My wife and I attended our first show yesterday, and we enjoyed the experience very much. It was great to see so many beautiful Goldens in one place, and they were *all* beautiful! It is amazing the judges can choose from such a group. They even had a red one in the bunch, but alas, it did not make the cut.

The show judging segment was very nice to watch, but we think our interests favor the obedience and agility competitions. All in all, a good show to attend, even if the hot dogs cost as much as the admission to the show.:doh::

And we got the pleasure to say "Hi" to the Tito Monster! :wavey:


----------



## Jennifer (Sep 12, 2009)

I went to the show with my Mom today!! We had a lot of fun! I love seeing so many goldens in one place. We talked to the breeder and even met a member of the forum who has another Dichi Teddy!!

Here are some pictures I took at the show!


----------



## rappwizard (May 27, 2009)

Great captures! Thank you so much sharing! You have a very nice camera and a good eye; it's not easy to take photos at a dog show--my husband took some photos a few times and he commented how the light is so difficult to work with. These are in perfect focus and you can see the expressions so beautifully!


----------



## Jennifer (Sep 12, 2009)

rappwizard said:


> Great captures! Thank you so much sharing! You have a very nice camera and a good eye; it's not easy to take photos at a dog show--my husband took some photos a few times and he commented how the light is so difficult to work with. These are in perfect focus and you can see the expressions so beautifully!


Thank you!! It was really hard. I would say for every picture that turned out there were 20 that didn't.


----------



## hotel4dogs (Sep 29, 2008)

I got to meet Kelby's Dad (and mom, LOL) which was just awesome! They spent some time spoiling the Tito Monster rotten, too.
Jennifer, great photos. I'm amazed at how clear and perfect they are, the conditions were not the best.
In the 10th photo, the first dog in line (female handler, kneeling down, darker looking dog) is Tito.


----------



## Kelbys'Dad (Jan 19, 2009)

hotel4dogs said:


> I got to meet Kelby's Dad (and mom, LOL)


It was very nice to meet you too. And the handsome Mr. Tito can no way be a spoiled boy.


----------



## paula bedard (Feb 5, 2008)

Lucky Kelbys' Dad....I wish I could meet the Tito Monster....somehow I doubt he's really much 'monster'. 

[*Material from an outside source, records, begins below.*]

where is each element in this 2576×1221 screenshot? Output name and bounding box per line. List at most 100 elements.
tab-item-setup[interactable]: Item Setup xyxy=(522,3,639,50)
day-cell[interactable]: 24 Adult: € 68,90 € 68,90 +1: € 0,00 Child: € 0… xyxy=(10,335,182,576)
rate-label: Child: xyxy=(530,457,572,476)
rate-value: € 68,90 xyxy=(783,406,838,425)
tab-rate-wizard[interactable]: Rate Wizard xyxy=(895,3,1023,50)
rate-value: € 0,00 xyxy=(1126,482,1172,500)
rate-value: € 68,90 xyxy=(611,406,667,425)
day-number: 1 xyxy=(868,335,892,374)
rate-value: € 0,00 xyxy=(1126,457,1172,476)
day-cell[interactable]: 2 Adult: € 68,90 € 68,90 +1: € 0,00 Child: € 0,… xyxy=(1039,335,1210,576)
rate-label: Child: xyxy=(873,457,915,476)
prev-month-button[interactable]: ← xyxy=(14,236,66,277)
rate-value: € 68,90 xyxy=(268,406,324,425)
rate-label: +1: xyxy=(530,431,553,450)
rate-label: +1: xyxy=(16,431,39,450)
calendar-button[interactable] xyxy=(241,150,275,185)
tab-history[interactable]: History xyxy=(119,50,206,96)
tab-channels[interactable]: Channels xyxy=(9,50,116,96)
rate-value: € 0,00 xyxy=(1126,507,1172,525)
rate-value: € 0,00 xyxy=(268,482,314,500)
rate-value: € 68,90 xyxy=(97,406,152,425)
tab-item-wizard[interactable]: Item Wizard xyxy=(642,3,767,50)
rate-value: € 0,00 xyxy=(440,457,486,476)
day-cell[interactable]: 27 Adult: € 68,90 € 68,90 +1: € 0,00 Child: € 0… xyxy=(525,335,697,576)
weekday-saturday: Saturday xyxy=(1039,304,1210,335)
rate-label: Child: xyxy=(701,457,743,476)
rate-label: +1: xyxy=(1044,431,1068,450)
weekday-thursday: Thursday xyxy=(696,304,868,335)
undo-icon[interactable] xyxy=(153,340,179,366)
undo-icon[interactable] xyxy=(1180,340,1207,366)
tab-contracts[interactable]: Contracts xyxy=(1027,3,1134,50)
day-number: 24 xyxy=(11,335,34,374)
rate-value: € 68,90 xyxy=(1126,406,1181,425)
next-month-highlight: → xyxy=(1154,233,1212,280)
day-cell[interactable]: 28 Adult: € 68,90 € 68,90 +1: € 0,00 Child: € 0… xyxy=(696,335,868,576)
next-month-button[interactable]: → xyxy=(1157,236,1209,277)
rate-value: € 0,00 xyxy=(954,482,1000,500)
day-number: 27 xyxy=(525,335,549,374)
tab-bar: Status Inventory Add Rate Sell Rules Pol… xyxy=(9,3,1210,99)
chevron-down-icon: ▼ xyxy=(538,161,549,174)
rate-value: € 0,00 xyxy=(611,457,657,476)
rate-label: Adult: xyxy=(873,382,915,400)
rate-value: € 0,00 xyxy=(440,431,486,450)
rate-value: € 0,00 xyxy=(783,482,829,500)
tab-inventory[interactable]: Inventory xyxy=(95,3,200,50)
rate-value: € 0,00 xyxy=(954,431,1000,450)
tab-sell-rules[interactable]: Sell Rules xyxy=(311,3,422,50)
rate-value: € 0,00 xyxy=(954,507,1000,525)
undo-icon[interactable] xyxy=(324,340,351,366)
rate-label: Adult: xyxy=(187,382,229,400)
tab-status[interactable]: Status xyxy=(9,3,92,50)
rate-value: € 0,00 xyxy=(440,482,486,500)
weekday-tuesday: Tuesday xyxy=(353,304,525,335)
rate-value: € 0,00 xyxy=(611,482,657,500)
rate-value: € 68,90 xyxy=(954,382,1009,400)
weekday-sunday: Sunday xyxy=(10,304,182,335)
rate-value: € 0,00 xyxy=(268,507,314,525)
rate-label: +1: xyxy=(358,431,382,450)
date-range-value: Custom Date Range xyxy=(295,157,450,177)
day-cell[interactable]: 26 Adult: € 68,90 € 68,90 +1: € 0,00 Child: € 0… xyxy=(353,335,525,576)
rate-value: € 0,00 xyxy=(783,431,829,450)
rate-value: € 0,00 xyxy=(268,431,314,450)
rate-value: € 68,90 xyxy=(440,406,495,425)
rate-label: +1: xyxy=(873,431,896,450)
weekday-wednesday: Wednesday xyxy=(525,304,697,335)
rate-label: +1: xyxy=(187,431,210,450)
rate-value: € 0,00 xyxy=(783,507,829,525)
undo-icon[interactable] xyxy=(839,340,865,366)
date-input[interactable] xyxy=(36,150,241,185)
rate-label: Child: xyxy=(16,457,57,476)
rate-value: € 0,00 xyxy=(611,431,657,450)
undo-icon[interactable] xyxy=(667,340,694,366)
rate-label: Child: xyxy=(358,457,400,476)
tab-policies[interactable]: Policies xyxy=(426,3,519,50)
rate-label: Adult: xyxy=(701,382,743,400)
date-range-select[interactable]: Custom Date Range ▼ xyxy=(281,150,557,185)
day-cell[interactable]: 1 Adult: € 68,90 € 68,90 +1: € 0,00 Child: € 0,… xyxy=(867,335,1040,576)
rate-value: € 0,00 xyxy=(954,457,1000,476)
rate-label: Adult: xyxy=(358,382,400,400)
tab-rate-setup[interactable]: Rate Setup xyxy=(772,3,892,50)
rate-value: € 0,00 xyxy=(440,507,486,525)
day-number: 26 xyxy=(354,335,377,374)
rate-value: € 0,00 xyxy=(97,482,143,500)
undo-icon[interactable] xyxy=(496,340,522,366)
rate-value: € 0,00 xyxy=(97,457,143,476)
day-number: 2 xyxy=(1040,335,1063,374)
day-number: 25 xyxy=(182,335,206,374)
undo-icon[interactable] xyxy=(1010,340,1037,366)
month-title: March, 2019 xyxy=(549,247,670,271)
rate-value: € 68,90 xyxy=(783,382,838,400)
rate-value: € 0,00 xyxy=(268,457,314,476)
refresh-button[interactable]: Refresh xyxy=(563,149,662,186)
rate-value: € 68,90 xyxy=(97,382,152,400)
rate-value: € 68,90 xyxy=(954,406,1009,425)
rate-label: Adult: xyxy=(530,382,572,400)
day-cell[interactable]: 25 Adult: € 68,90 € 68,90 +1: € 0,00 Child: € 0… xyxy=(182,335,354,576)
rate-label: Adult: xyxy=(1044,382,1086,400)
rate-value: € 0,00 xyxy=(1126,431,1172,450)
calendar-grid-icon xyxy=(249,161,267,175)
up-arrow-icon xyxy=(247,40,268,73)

I'd love to go to a show one day. My sister found her Beagle by visiting the show that takes place in NY (Westminster?) and meeting the Breeders.


----------



## hotel4dogs (Sep 29, 2008)

jennifer, I'm really enjoying the photos. It's very interesting to be able to analzye what the judge's eye sees.


----------



## MyMaggieGirl (Nov 12, 2008)

Kelbys'Dad said:


> My wife and I attended our first show yesterday, and we enjoyed the experience very much. It was great to see so many beautiful Goldens in one place, and they were *all* beautiful! It is amazing the judges can choose from such a group. They even had a red one in the bunch, but alas, it did not make the cut.
> 
> The show judging segment was very nice to watch, but we think our interests favor the obedience and agility competitions. All in all, a good show to attend, even if the hot dogs cost as much as the admission to the show.:doh::
> 
> And we got the pleasure to say "Hi" to the Tito Monster! :wavey:


It was nice to meet you two and I'm still chuckling about the whole meeting and how you just happened to sit next to me LOL.

Isn't Tito great? He's such a beautiful dog. 

Mary


----------



## Dallas Gold (Dec 22, 2007)

Wow, I'm glad to happen on this thread. Barb, your explanation of what goes on in a dog show is great! I loved all the photos too! It looks like a wonderful experience and a great way to learn more about the breed and get some eye candy full of goldens!


----------



## Kelbys'Dad (Jan 19, 2009)

MyMaggieGirl said:


> It was nice to meet you two and I'm still chuckling about the whole meeting and how you just happened to sit next to me LOL.
> 
> Isn't Tito great? He's such a beautiful dog.
> 
> Mary


We're not stalkers........reallly, we're not.

Tammy and I were just commenting on how, with all those people there, we end up sitting right next to you. It was good to meet you too, and again, we apologize. We certainly didn't mean to startle you.

And the Tito Monster is one handsome dude, whether he is prancing the show ring or eyeing those birds in the field.


----------



## hotel4dogs (Sep 29, 2008)

All 3 of my dogs are VERY pampered, but honestly none of them are spoiled. There's a pretty big difference.


----------



## MyMaggieGirl (Nov 12, 2008)

Kelbys'Dad said:


> We're not stalkers........reallly, we're not.
> 
> Tammy and I were just commenting on how, with all those people there, we end up sitting right next to you. It was good to meet you too, and again, we apologize. We certainly didn't mean to startle you.


I guess the fact that I had the big "As Good As Gold" badge hanging from my neck announcing my name kind of gave me away, right?!

When you began talking to me and I didn't know who you were, I had a flash-back of a few weeks ago. While attending a 50-th anniversary party, a woman approached me and she obviously knew me but I had NO clue who she was and tried to pull off the "I'll pretend that I knew her" routine until she could see it in my eyes that I didn't know who the heck she was. It was comical.


----------



## zeke11 (Jul 21, 2009)

I was at the show on Sunday and watched the judging of goldens. It was great fun. Also, I am a new member of AGAG and waiting for a call from them about volunteering. 

Kris


----------



## kaysy (Jan 9, 2010)

Was one of the pictures Rikki? I'm jealous you get to go to all these shows, though wouldn't want to live in Chicago...sorry. I'm afraid I'd get too into getting another puppy. Day care said wait until you have THIS one trained, then...Good pictures you really did well capturing the beauty.


----------